Text Analytics Library Plugins

In this document, we show how to build custom connectors to any NLP / text analytics library to perform text analytics tasks. These connectors handle the invocation of the underlying library to process text data in table columns, in the query processing pipeline.

The component Sclera - Apache OpenNLP Connector is built using this SDK. For examples of how the connector is used in Sclera, please refer to the documentation on using text analytics in SQL.

Building Text Analytics Library Connectors

To build a custom datasource connector, you need to provide implementations of the following abstract classes in the SDK:

  • NlpService (Scala, Java)
    • Provides text analytics operators as a service to Sclera, using the specified library.
    • Contains an id that identifies this service.
    • Contains the method createObject that is used to create a new task object for the task named in the parameter taskName for this service.
  • NlpTask (Scala, Java)
    • Wrapper over classes implementing text analytics algorithms.
    • Provides a function eval that takes a data stream (an iterator over rows, with associated metadata) as input and returns the same data stream, with each row augmented by columns resultCols containing the output of executing the task taskName on the text in column inputCol. If the evaluation on a row emits multiple evaluation results, the input row is repeated in the output for each such result.

The Sclera - Apache OpenNLP Connector, included with the Sclera platform, is open source and implements the interface mentioned above. The code for the Sclera - Apache OpenNLP Connector, in Scala, also appears as an illustrative example in the Sclera Extensions (Scala) Github repository.

Packaging and Deploying the Connector

The included Sclera - Apache OpenNLP Connector implementation uses sbt for building the connector (installation details). This is not a requirement -- any other build tool can be used instead.


For Scala:

  • The Scala implementation has a dependency on the "sclera-core" library. This library is available from the Sclera repository; see the included sbt build file for the details. Note that the dependency is annotated "provided" since the jar for "sclera-core" will be available in the CLASSPATH when this connector is run with Sclera.

For Java:

Deployment Steps

The connector can be deployed using the following steps:

  • First, publish the implementation as a local package. In sbt, this is done by running sbt publish-local.
  • Run the following to install the component and its dependencies:

    > $SCLERA_HOME/bin/install.sh package_name package_version package_org

    • $SCLERA_HOME is the directory where Sclera is installed
    • package_name is the name of the package being installed
    • package_version is the version of the package being installed
    • package_org is the org of the package being installed
    • Run the following to include the path to the installed component package jar and the dependencies in the CLASSPATH:

    > . $SCLERA_HOME/assets/install/classpath/package_name-classpath.sh

    • The bash script package_name-classpath.sh was automatically created in the previous step, while installing the package. The package_name part of the file name is the name of the package installed.

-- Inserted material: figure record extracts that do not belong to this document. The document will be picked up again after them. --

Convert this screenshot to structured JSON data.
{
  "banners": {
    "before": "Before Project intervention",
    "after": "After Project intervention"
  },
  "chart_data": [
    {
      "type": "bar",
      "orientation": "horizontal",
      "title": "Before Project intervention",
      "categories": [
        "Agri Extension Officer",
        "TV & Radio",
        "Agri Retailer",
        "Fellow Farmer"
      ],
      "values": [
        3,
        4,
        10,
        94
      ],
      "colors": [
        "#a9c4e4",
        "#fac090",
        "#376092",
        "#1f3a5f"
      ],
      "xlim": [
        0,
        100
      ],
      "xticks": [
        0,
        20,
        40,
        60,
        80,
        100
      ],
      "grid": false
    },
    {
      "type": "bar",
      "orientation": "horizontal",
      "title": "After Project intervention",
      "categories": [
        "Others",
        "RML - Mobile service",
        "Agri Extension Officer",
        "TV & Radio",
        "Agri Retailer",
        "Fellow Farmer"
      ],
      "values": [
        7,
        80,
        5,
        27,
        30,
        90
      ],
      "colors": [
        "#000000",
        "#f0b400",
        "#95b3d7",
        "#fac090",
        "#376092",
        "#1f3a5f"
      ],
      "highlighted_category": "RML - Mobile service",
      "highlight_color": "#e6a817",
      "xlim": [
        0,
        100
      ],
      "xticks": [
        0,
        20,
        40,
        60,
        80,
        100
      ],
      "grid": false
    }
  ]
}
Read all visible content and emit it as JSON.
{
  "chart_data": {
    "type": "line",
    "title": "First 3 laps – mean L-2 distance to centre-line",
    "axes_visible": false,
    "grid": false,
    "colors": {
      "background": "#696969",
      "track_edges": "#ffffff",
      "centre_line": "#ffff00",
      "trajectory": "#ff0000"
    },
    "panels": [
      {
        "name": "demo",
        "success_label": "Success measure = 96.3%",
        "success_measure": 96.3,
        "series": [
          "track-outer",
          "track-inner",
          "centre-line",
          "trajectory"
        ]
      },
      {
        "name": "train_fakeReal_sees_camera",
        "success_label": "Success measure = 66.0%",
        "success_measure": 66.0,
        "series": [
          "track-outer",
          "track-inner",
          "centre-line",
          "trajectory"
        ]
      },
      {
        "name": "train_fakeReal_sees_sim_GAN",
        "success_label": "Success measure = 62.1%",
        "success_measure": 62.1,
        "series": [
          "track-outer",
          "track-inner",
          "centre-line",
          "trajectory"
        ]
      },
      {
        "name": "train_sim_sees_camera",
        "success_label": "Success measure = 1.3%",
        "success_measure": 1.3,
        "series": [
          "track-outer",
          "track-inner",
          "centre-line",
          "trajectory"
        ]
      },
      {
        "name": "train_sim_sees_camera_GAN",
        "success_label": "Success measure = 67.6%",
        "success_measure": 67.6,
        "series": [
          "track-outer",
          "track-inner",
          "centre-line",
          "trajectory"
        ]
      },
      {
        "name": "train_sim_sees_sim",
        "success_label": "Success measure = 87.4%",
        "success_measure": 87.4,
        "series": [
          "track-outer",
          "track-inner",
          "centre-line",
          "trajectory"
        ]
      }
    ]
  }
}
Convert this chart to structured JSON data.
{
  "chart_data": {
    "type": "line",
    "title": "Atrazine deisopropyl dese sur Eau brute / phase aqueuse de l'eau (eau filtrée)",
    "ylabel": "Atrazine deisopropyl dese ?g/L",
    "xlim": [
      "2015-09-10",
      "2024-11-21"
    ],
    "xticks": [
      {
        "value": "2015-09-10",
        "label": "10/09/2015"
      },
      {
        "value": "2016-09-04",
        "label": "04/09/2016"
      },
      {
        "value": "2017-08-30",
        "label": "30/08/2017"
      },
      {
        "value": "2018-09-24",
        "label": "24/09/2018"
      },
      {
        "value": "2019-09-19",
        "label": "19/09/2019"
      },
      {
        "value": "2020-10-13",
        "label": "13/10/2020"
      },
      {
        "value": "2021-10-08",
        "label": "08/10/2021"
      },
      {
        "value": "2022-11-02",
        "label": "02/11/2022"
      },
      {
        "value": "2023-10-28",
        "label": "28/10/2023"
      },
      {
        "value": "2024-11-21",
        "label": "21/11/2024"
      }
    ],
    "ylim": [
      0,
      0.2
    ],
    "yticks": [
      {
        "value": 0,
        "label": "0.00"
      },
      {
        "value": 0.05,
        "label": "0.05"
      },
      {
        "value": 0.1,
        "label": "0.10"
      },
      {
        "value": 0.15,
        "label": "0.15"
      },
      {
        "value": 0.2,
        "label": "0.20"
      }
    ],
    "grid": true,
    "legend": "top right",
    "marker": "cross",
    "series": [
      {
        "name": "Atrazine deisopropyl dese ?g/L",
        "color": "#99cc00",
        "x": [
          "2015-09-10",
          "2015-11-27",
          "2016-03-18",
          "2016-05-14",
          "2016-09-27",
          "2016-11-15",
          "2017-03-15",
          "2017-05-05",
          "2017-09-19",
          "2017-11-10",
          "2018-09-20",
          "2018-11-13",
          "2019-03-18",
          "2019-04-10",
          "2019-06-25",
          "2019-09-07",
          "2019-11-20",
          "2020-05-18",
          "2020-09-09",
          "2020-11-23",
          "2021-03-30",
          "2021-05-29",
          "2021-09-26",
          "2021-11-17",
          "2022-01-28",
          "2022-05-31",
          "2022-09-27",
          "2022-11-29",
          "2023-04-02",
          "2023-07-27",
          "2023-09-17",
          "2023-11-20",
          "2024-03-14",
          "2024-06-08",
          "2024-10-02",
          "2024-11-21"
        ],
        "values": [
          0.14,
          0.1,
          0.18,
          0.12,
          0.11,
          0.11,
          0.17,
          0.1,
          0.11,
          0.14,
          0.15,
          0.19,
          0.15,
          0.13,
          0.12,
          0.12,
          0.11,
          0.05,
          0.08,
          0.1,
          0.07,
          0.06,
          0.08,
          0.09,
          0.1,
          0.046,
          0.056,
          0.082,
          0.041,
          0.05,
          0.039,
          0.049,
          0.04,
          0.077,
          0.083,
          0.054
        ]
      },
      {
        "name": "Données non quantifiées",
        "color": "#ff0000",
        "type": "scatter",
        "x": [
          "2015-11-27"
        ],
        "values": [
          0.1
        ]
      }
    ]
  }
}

The connector should now be visible to Sclera, and can be used in the queries.

Alternative 2

  • First, compile and package the implementation into a jar file. In sbt, this is done by running sbt package. If you have external dependencies, you may need to assemble everything into a single jar -- in sbt, this can be done using the sbt-assembly plugin.
  • Next, add the path to the generated jar file to the CLASSPATH environment variable.

The connector should now be visible to Sclera, and can be used in the queries.

Note: Please ensure that the identifier you assign to the connector is unique, that is - does not conflict with the identifier of any other available NlpService instance.